Хозяина не было дома, а Лугиниха-барыня после пугачевцев похитрей стала. Вроде, как заигрывать с работными принялась. Добренькой захотела показаться. Кого-то из девушек ситцем одарила, самым молоденьким приказала нарезать ленты в косы.
И вот. Увидела Лугиниха в окошко, что девушки с парнями за воротами резвятся, тут же вышла на крыльцо и сладко так проговорила:
— Вы бы песни попели, а я послушаю вас.
Удивились девушки и парни такому чуду и поначалу несмело запели, а потом допоздна их голоса будили горы.
Говорят, кто хочет за кем-нибудь заприметить, непременно заприметит. Хоть и спала все время тетка Аграфена, а углядела, что Дарья, скромница из скромниц, ласково посматривает на Степана. А когда он зачастил к ним, не выдержала тетка и сказала Дарье:
— Небось, твой лапотник-то скоро сватов пошлет? — и не дождавшись Дарьиного ответа, тут же добавила: — И не думай, девка. Барыня таких, как ты, не отпускает. Самим господам нужны мастерицы. Вот ослабнешь глазами — тогда другое дело. Отдадут сами.

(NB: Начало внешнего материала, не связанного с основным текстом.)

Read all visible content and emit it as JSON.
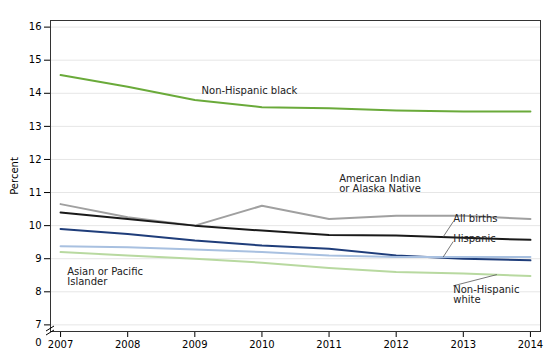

Молчала Дарья. Да и могла ли она что-нибудь в ответ сказать, кроме одного, что говорилось в те годы: «На то господская воля».
Только все же где-то в глубине сердца у нее теплилась надежда на добрый случай, а вдруг барыня согласиться отдать ее за Степана.
«На коленях буду барыню просить, как перед иконой стоять», — думала про себя, не зная, что не одна такая девушка, как она, просила и молила господ — только все без пользы. Так вековухами и остались.
И вот вдруг в самый сенокос, когда все собирались в Урал, к господскому дому подошел Степан. И такой он был печальный, убитый горем, что даже сторож Кузьма, давно уж никого и никогда не жалевший, и то вздохнул, глядя на Степана.
Для порядка Кузьма спросил парня, кого ему надо.
— Дедушка родимый!—сразу же начал Степан. — Пособи, сделай милость. Невеста моя тут робит. Меня в солдаты отдают. Дозволь проститься. Может, и не свидимся боле.
И так просил парень старика, Что размякло дедово сердце. Когда же Степан назвал деда отцом родимым — это его-то, бобыля, — вовсе Кузя подобрел и, хоть мог угодить под плети, за то, что чужого в ограду пускает, открыл заветную для Степана калитку. Окликнул девчонку, проходившую по двору, чтобы она Дарью позвала.
А она на помине легкая — тут же вышла из подвала с узелком в руках. Тоже собиралась на покосы. Остановилась. Поглядела на Степана и по его виду поняла, что какая-то беда с ним приключилась.
— Отойдем в сторонку, — тихонько Степан девушке сказал. — Дело есть...
И шепотом поведал ей, что мастер все же у них в кузнице дознался, кто подметные письма разносил. За руки никто не поймал — значит, казнить не за что, а вот в солдаты отписали. Завтра на рассвете угоняют.
Долго еще говорил Степан Дарье. Пока не закричала тетка Аграфена.
Молча, без крика и слез, Дарьюшка недобрую весть на сердце положила. Сдержала себя. И без того у парня был камень на душе. А потом уж у самых ворот еще опнулись. Только враз с лица переменилась. Побледнела, да в руках узелок дрожал. Напоследок Степан из-за пазухи достал платочек, бережно развернул его и подал в руки Дарье брошечку, сказав:
— Вот прими, Дарьюшка, мое подарение. Все будет память о солдате. Как от суженого аль от друга. Как хочешь называй!
Не положено было в те годы девушке при людях открывать свою любовь, а тем более при народе плакать. Не мужняя жена, а потому только за руку простились. И, долго-долго поглядев друг дружке в глаза, они разошлись: Дарьюшка на покос, а Степан домой, собираться в дальний путь...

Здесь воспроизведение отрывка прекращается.